Sabotage por Marcio Simnch
Sabotage clicado por Marcio Simnch: referência usada na capa do single de Karol Conka

O cenário escolhido para a gravação do clipe, o bairro do Boqueirão, em São Paulo, também reverencia o músico: era ali que Sabotage morava. “Durante as gravações na quebrada do Sabota, as pessoas me abordaram, muitas lembravam de quando ele gravou clipes lá. Ao mesmo tempo, ouvi minhas músicas sendo tocadas em algumas casas. Acho que tem uma continuidade boa aí”, afirma a cantora, que escolheu a mesma produtora do rapper, a Gullane, para seu vídeo.

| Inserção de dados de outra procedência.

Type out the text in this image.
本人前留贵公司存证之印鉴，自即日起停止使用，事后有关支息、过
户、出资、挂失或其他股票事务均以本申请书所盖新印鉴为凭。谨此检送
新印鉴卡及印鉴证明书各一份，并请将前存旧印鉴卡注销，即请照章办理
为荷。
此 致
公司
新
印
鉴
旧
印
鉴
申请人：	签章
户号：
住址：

Gravar uma canção de Sabotage sempre esteve entre os planos de Karol. Ela conta que escolheu Cabeça de nego porque, para ela, seria a música que “mais mostra a versatilidade” do MC: “É um sambinha com espírito de rap, não é aquele rap tradicional, pesadão”.

Ela lembra que, quando mais nova, passou a gostar de Sabotage justamente quando o ouviu afirmar, em uma entrevista, que ouvia Sandy e Júnior: “Achei aquilo o máximo. Sabe, ele gravou com o Sepultura [a canção Black steel in the hour of chaos, em 2002] e com o Charlie Brown Jr.[Marginal Alado, 2000], não tinha amarras musicais. Isso mostra quem Sabota era e quem os rappers podem ser: não precisamos ser durões o tempo todo. Podemos curtir diversos ritmos”.

 

Além da falta de rótulos musicais que permeia a rima de Sabotage, Cabeça de Nego tem uma letra poderosa, uma espécie de ode à negritude combinada à crítica social, típica tanto do rap quanto do samba: “Nego não pára no tempo/ Teve um tormento, a dor que é forte, se sentiu lá dentro/ Maracutaia lá do norte, o mano vai viver/ Maracutaia segue a seco um dia irá chover”, diz um dos versos. “É uma música que dialoga muito com os dias de hoje; fala que a gente não pode parar no tempo, que por mais que a gente sinta a dor que a vida traz, temos que seguir com muita força”, diz a cantora.

Nascido Mauro Mateus dos Santos, em 1973, Sabotage começou a vida no mundo do crime logo na infância. Foi interno da antiga FEBEM (atual Fundação Casa) e também traficante – mas, mais tarde, encontrou no rap uma saída. Seu único disco solo, que traz as icônicas Rap é Compromisso! e Respeito é pra quem tem, vendeu quase 2 milhões de cópias e alavancou sua carreira, levando-o a parcerias com RZO, SP Funk, Rappin’ Hood e muitos outros nomes importantes do rap. Sabotage fez, ainda, parte de dois filmes: O Invasor (2002) e Carandiru (2003). Em janeiro de 2003, dez anos após largar a vida no crime, ele foi alvejado em seu próprio bairro por quatro tiros – e morreu no hospital naquele mesmo dia.

“Sabotage deixa para a gente o exemplo de resistência, de que a gente precisa falar de sofrimento. Mas, ao mesmo tempo, ele dizia que não tinha tempo de falar de sofrimento o tempo inteiro – ele queria ter forças para pensar soluções, também”, afirma Karol. “Acho que ele precisa ser lembrado não só no rap, mas na história da música brasileira”, conclui.